Il cesenate Malerba e il gorilla per Armani

È il protagonista dell’ultima sfilata Autunno/Inverno 21-22 di Giorgio Armani. Al centro della scenografia. Nel bianco e nero della passerella il suo colore verde brillante, la sua presenza iconica e il suo potere di evocare la natura incontaminata e primordiale. Il gorilla Uri ormai da tempo è immagine cara al re degli stilisti. Un’opera, declinata in vari colori, che ha già fatto il giro del mondo e che porta la firma dell’artista designer romagnolo Marcantonio Raimondi Malerba.

La riproduzione fedele, la prima creazione, si trova in casa Armani, nello studio creativo, vicino alla scrivania tra piante esotiche, quadri e libri. Altri gorilla in bianco, blu, rosso e color oro abitano nei pop up store sparsi a Shangai, Parigi e nell’Armani Box dell’aeroporto di Hong Kong.

Dal laboratorio a Cesena di Malerba (nato a Massalombarda, 1976) ai riflettori del fashion internazionale. Un viaggio ricco di soddisfazioni, in cui arte, design e moda si intrecciano indissolubilmente.

Malerba, com’è avvenuto l’incontro tra Uri e Giorgio Armani?

«Il primo gorilla lo prese diversi anni fa una galleria di Milano – racconta Malerba – , da lì passò alle nipoti di Armani che vollero regalarglielo facendogli una sorpresa. Poi ne persi le tracce per un po’, finché fui contattato perché lo stilista aveva deciso di riprodurlo per i suoi temporary store. In questi anni ne ho realizzate diverse versioni. Quest’anno mi è stato chiesto un altro gorilla da mettere al centro della sfilata, per sensibilizzare alla salvaguardia dell’ambiente, della natura. Spero che la collaborazione possa proseguire, ci sono tante altre idee in cantiere».

Le creazioni di Malerba hanno un’identità borderline, sono oggetti di design ma con l’anima artistica. Alcune sono più funzionali, altre rappresentano un’idea più concettuale o scultorea. In tutte un tocco di umorismo, fantasia onirica e delicata poesia. Amatissime le animal lamp: scimmie, topini, camaleonti, cagnolini, gazze, giraffe che in modo ironico sono alle prese con delle lampadine, ci giocano, le “rubano”.

Com’è nata questa idea?

«Gli animali nella storia hanno sempre catalizzato l’attenzione degli uomini. La natura ci fa tornare bambini, ci fa immergere in un’atmosfera anche ricca di magia. Ho voluto creare un nuovo linguaggio. La scimmia, ad esempio, è collegata all’idea dell’evoluzione e realizzandola ho pensato anche a Kubrick. I topini invece sono personaggi di tante fiabe. A fine anno usciranno delle sorprese, degli animali nuovi, meno selvaggi e più regali, legati all’immaginario prezioso dell’Inghilterra ottocentesca».

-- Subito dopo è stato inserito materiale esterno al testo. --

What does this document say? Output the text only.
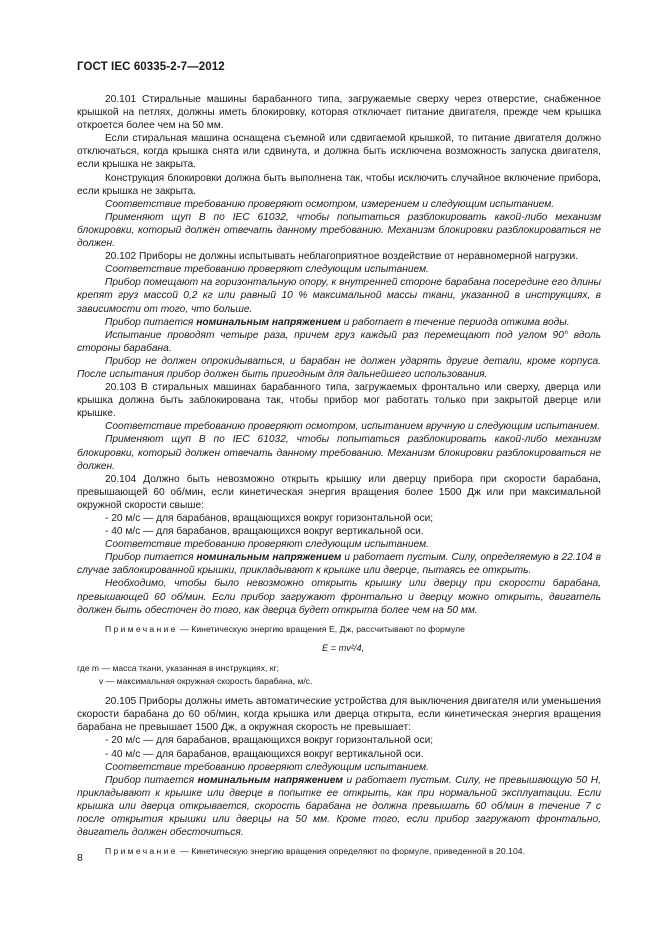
ГОСТ IEC 60335-2-7—2012

20.101 Стиральные машины барабанного типа, загружаемые сверху через отверстие, снабженное крышкой на петлях, должны иметь блокировку, которая отключает питание двигателя, прежде чем крышка откроется более чем на 50 мм.

Если стиральная машина оснащена съемной или сдвигаемой крышкой, то питание двигателя должно отключаться, когда крышка снята или сдвинута, и должна быть исключена возможность запуска двигателя, если крышка не закрыта.

Конструкция блокировки должна быть выполнена так, чтобы исключить случайное включение прибора, если крышка не закрыта.

Соответствие требованию проверяют осмотром, измерением и следующим испытанием.

Применяют щуп В по IEC 61032, чтобы попытаться разблокировать какой-либо механизм блокировки, который должен отвечать данному требованию. Механизм блокировки разблокироваться не должен.

20.102 Приборы не должны испытывать неблагоприятное воздействие от неравномерной нагрузки.

Соответствие требованию проверяют следующим испытанием.

Прибор помещают на горизонтальную опору, к внутренней стороне барабана посередине его длины крепят груз массой 0,2 кг или равный 10 % максимальной массы ткани, указанной в инструкциях, в зависимости от того, что больше.

Прибор питается номинальным напряжением и работает в течение периода отжима воды.

Испытание проводят четыре раза, причем груз каждый раз перемещают под углом 90° вдоль стороны барабана.

Прибор не должен опрокидываться, и барабан не должен ударять другие детали, кроме корпуса. После испытания прибор должен быть пригодным для дальнейшего использования.

20.103 В стиральных машинах барабанного типа, загружаемых фронтально или сверху, дверца или крышка должна быть заблокирована так, чтобы прибор мог работать только при закрытой дверце или крышке.

Соответствие требованию проверяют осмотром, испытанием вручную и следующим испытанием.

Применяют щуп В по IEC 61032, чтобы попытаться разблокировать какой-либо механизм блокировки, который должен отвечать данному требованию. Механизм блокировки разблокироваться не должен.

20.104 Должно быть невозможно открыть крышку или дверцу прибора при скорости барабана, превышающей 60 об/мин, если кинетическая энергия вращения более 1500 Дж или при максимальной окружной скорости свыше:

- 20 м/с — для барабанов, вращающихся вокруг горизонтальной оси;

- 40 м/с — для барабанов, вращающихся вокруг вертикальной оси.

Соответствие требованию проверяют следующим испытанием.

Прибор питается номинальным напряжением и работает пустым. Силу, определяемую в 22.104 в случае заблокированной крышки, прикладывают к крышке или дверце, пытаясь ее открыть.

Необходимо, чтобы было невозможно открыть крышку или дверцу при скорости барабана, превышающей 60 об/мин. Если прибор загружают фронтально и дверцу можно открыть, двигатель должен быть обесточен до того, как дверца будет открыта более чем на 50 мм.

Примечание — Кинетическую энергию вращения E, Дж, рассчитывают по формуле

E = mv²/4,

где m — масса ткани, указанная в инструкциях, кг;

v — максимальная окружная скорость барабана, м/с.

20.105 Приборы должны иметь автоматические устройства для выключения двигателя или уменьшения скорости барабана до 60 об/мин, когда крышка или дверца открыта, если кинетическая энергия вращения барабана не превышает 1500 Дж, а окружная скорость не превышает:

- 20 м/с — для барабанов, вращающихся вокруг горизонтальной оси;

- 40 м/с — для барабанов, вращающихся вокруг вертикальной оси.

Соответствие требованию проверяют следующим испытанием.

Прибор питается номинальным напряжением и работает пустым. Силу, не превышающую 50 Н, прикладывают к крышке или дверце в попытке ее открыть, как при нормальной эксплуатации. Если крышка или дверца открывается, скорость барабана не должна превышать 60 об/мин в течение 7 с после открытия крышки или дверцы на 50 мм. Кроме того, если прибор загружают фронтально, двигатель должен обесточиться.

Примечание — Кинетическую энергию вращения определяют по формуле, приведенной в 20.104.

8
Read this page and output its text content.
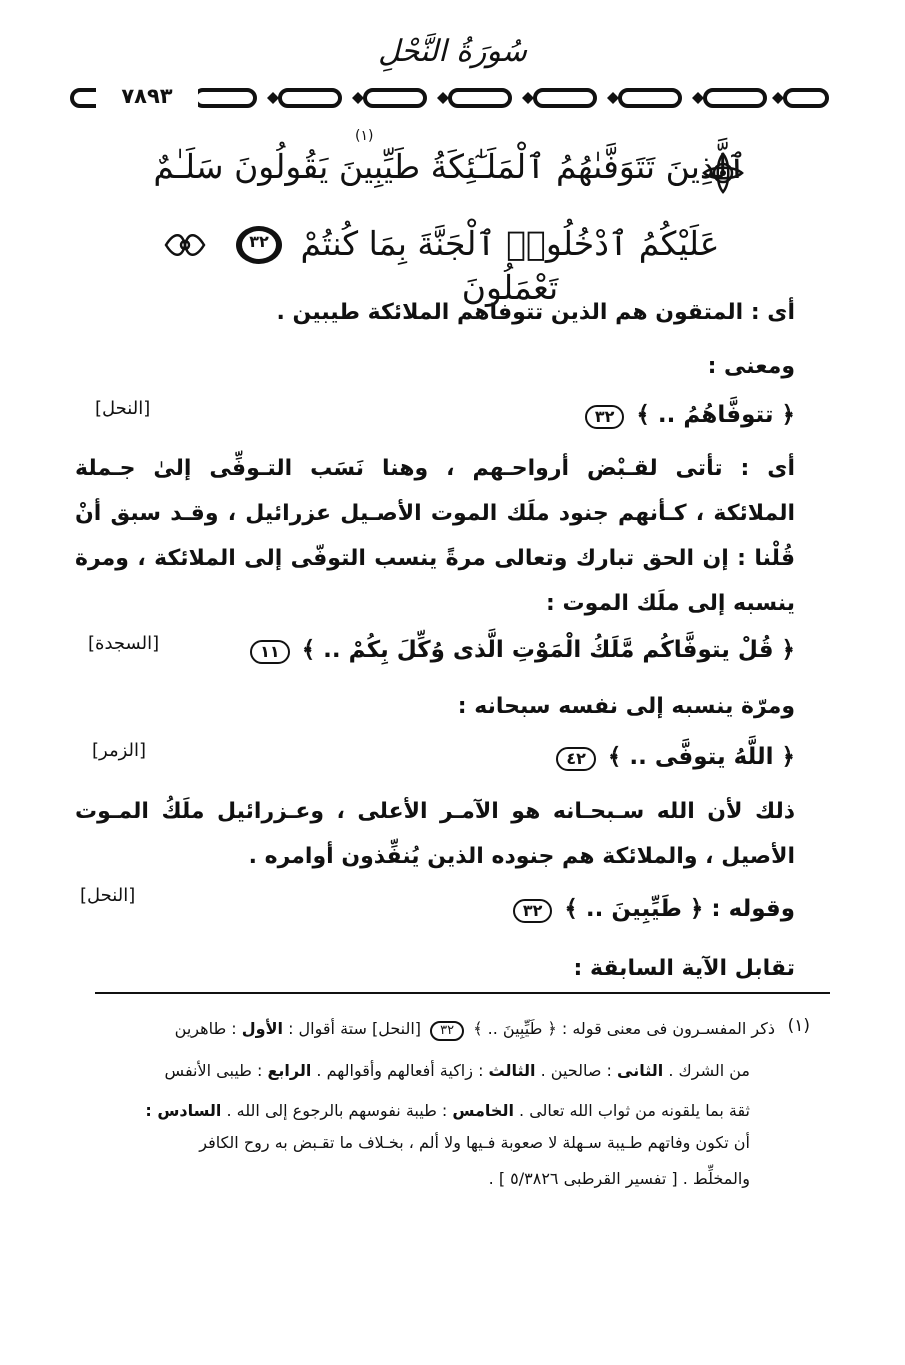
سُورَةُ النَّحْلِ
٧٨٩٣
ٱلَّذِينَ تَتَوَفَّىٰهُمُ ٱلْمَلَـٰٓئِكَةُ طَيِّبِينَ يَقُولُونَ سَلَـٰمٌ
(١)
عَلَيْكُمُ ٱدْخُلُوا۟ ٱلْجَنَّةَ بِمَا كُنتُمْ تَعْمَلُونَ
٣٢
أى : المتقون هم الذين تتوفاهم الملائكة طيبين .
ومعنى :
﴿ تتوفَّاهُمُ .. ﴾ ٣٢
[النحل]
أى : تأتى لقـبْض أرواحـهم ، وهنا نَسَب التـوفِّى إلىٰ جـملة
الملائكة ، كـأنهم جنود ملَك الموت الأصـيل عزرائيل ، وقـد سبق أنْ
قُلْنا : إن الحق تبارك وتعالى مرةً ينسب التوفّى إلى الملائكة ، ومرة
ينسبه إلى ملَك الموت :
﴿ قُلْ يتوفَّاكُم مَّلَكُ الْمَوْتِ الَّذى وُكِّلَ بِكُمْ .. ﴾ ١١
[السجدة]
ومرّة ينسبه إلى نفسه سبحانه :
﴿ اللَّهُ يتوفَّى .. ﴾ ٤٢
[الزمر]
ذلك لأن الله سـبحـانه هو الآمـر الأعلى ، وعـزرائيل ملَكُ المـوت
الأصيل ، والملائكة هم جنوده الذين يُنفِّذون أوامره .
وقوله : ﴿ طَيِّبِينَ .. ﴾ ٣٢
[النحل]
تقابل الآية السابقة :
(١)
ذكر المفسـرون فى معنى قوله : ﴿ طَيِّبِينَ .. ﴾ ٣٢ [النحل] ستة أقوال : الأول : طاهرين
من الشرك . الثانى : صالحين . الثالث : زاكية أفعالهم وأقوالهم . الرابع : طيبى الأنفس
ثقة بما يلقونه من ثواب الله تعالى . الخامس : طيبة نفوسهم بالرجوع إلى الله . السادس :
أن تكون وفاتهم طـيبة سـهلة لا صعوبة فـيها ولا ألم ، بخـلاف ما تقـبض به روح الكافر
والمخلِّط . [ تفسير القرطبى ٥/٣٨٢٦ ] .
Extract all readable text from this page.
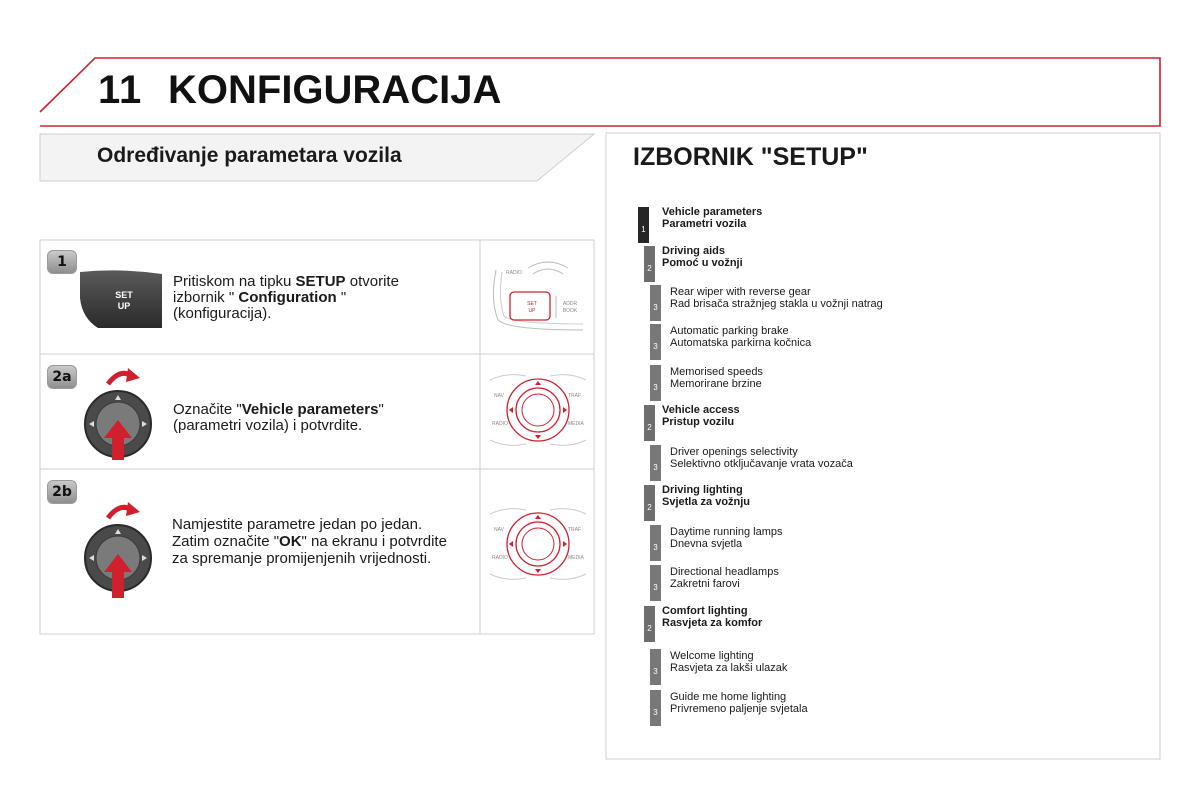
11 KONFIGURACIJA
Određivanje parametara vozila
1
SET
UP
Pritiskom na tipku SETUP otvorite izbornik " Configuration " (konfiguracija).
RADIO
SET
UP
ADDR
BOOK
2a
Označite "Vehicle parameters" (parametri vozila) i potvrdite.
NAV	TRAF
RADIO	MEDIA
2b
Namjestite parametre jedan po jedan. Zatim označite "OK" na ekranu i potvrdite za spremanje promijenjenih vrijednosti.
NAV	TRAF
RADIO	MEDIA
IZBORNIK "SETUP"
1
Vehicle parameters
Parametri vozila
2
Driving aids
Pomoć u vožnji
3
Rear wiper with reverse gear
Rad brisača stražnjeg stakla u vožnji natrag
3
Automatic parking brake
Automatska parkirna kočnica
3
Memorised speeds
Memorirane brzine
2
Vehicle access
Pristup vozilu
3
Driver openings selectivity
Selektivno otključavanje vrata vozača
2
Driving lighting
Svjetla za vožnju
3
Daytime running lamps
Dnevna svjetla
3
Directional headlamps
Zakretni farovi
2
Comfort lighting
Rasvjeta za komfor
3
Welcome lighting
Rasvjeta za lakši ulazak
3
Guide me home lighting
Privremeno paljenje svjetala
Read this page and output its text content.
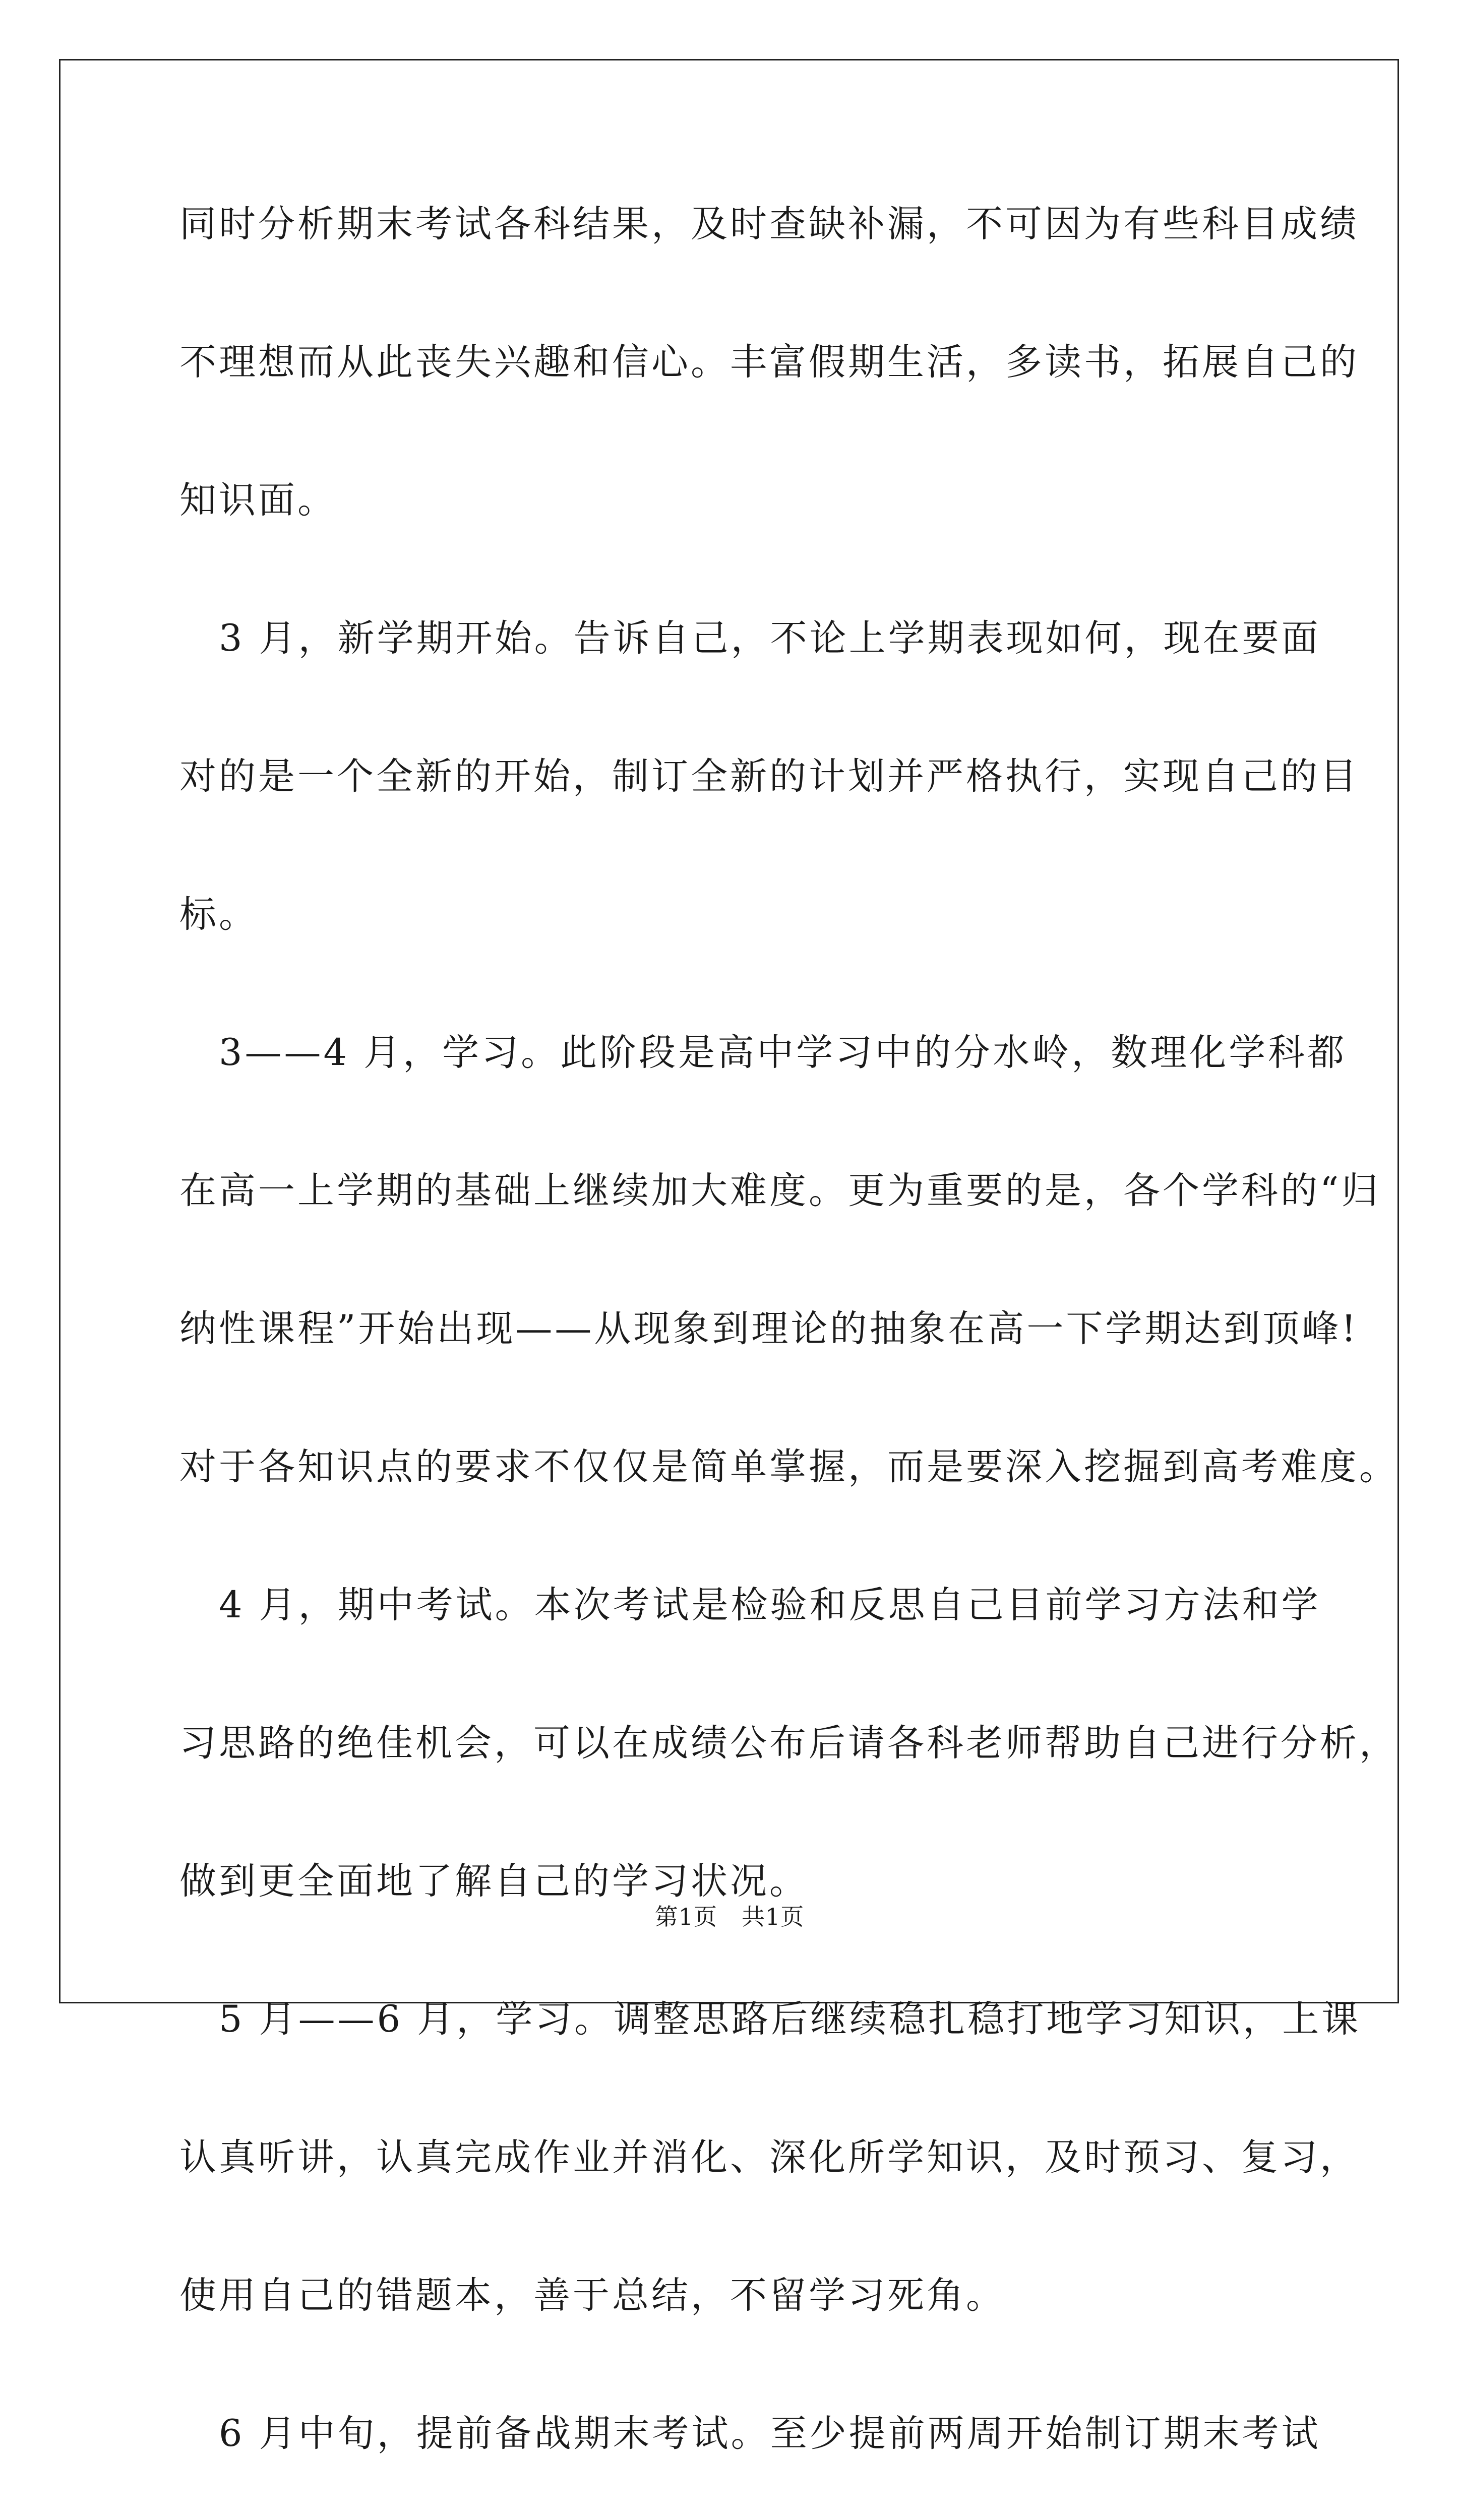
同时分析期末考试各科结果，及时查缺补漏，不可因为有些科目成绩
不理想而从此丧失兴趣和信心。丰富假期生活，多读书，拓展自己的
知识面。
　3 月，新学期开始。告诉自己，不论上学期表现如何，现在要面
对的是一个全新的开始，制订全新的计划并严格执行，实现自己的目
标。
　3——4 月，学习。此阶段是高中学习中的分水岭，数理化学科都
在高一上学期的基础上继续加大难度。更为重要的是，各个学科的“归
纳性课程”开始出现——从现象到理论的抽象在高一下学期达到顶峰!
对于各知识点的要求不仅仅是简单掌握，而是要深入挖掘到高考难度。
　4 月，期中考试。本次考试是检验和反思自己目前学习方法和学
习思路的绝佳机会，可以在成绩公布后请各科老师帮助自己进行分析，
做到更全面地了解自己的学习状况。
　5 月——6 月，学习。调整思路后继续稳扎稳打地学习知识，上课
认真听讲，认真完成作业并消化、深化所学知识，及时预习、复习，
使用自己的错题本，善于总结，不留学习死角。
　6 月中旬，提前备战期末考试。至少提前两周开始制订期末考试
第1页 共1页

Seletti e Qeeboo, due delle aziende per cui lavora, conosciute a livello internazionale, hanno sede in Lombardia. Ha mai pensato di trasferirsi a Milano?

«Se vivessi a Milano sicuramente potrei avere maggiori occasioni di lavoro, ma ho sempre voluto che fossero le mie creazioni a farsi strada. Qui in Romagna c’è la mia memoria, mi sto costruendo casa a Cesena, mi piace qui. Stare in Romagna e lavorare col mondo è una grande sfida».

Come sta affrontando la crisi dovuta a questo momento storico?

«Per il Salone del Mobile 2020 avevo realizzato un lavoro di grandissime dimensioni, purtroppo è rimasto in un magazzino. Ma a parte questo, il settore del design ha continuato a lavorare. La casa sta diventando un luogo sacro e il mercato del design si è mantenuto. Le vendite on line sono cresciute e ho compratori sparsi anche in America e negli Emirati Arabi. Non si perde quindi la fiducia».